While it’s a definite truth that texting while driving, or even holding onto a cell phone while trying to operate a vehicle is dangerous, there are more factors at work here. Even talking on the phone while using a Bluetooth headset and driving down the highway can be considered a distraction, and not everyone handles these distractions the same way. Just as the mind has a hard time multi-tasking, it can be almost impossible to fully focus on driving a car while taking part in a personal conversation. But if this is true of cell phones it must also be true of any conversation taking place in a car.

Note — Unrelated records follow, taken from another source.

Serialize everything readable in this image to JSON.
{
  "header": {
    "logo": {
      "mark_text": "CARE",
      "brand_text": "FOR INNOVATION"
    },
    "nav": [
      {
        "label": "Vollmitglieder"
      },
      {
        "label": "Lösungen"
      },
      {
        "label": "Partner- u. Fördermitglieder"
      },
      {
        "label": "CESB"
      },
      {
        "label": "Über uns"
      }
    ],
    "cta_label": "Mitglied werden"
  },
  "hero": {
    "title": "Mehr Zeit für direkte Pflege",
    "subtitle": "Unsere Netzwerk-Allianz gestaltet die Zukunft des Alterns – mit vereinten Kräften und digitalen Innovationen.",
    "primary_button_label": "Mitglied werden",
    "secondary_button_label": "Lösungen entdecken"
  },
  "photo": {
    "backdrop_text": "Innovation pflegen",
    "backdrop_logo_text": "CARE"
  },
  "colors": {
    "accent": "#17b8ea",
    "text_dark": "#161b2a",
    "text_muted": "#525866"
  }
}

Talking to Your Friends & Family Members While Driving
In fact, one could even make an argument that talking to people in your car can be more dangerous than talking to a friend on the phone. After all, in the car you are tempted to look at people’s faces in the car and maybe even turn your head to make a comment or hear someone better. And with more than two people in the vehicle it can be even more difficult to focus on paying attention to the road. Even though most people think they can multi-task just fine while driving, it is important to note that most car accidents happen when people try to do too many things at one time in the automobile. Even one distraction can cause you to lose the focus you need to operate a vehicle safely.
Some People Are Better Multi-Taskers
Since many provinces in the Canada have passed laws that do not allow drivers to hold a cell phone in their hands while driving a vehicle, should there also be laws about talking to passengers while driving? It seems absurd right? But if the real attempt of the law is to keep people safer while driving, it seems almost necessary to consider what distracts us when we drive. The reality is that some people are simply better at multi-tasking than others and can operate a vehicle while talking on the phone without any loss of focus or performance. Of course, since we all have to abide by the same laws, it only makes sense to use common sense that can apply to everyone.
So the next time you get upset at someone for using a cell phone while driving consider your own driving habits. Is it really any worse than talking to your kids in the backseat while driving? Or is it really that much worse than eating fast food in the car while cruising down the highway? Yes, many car accidents and fatalities have been linked to cell phone use, but don’t let that give you a false security that all those other distractions are justifiable just because you don’t use a cell phone in your car.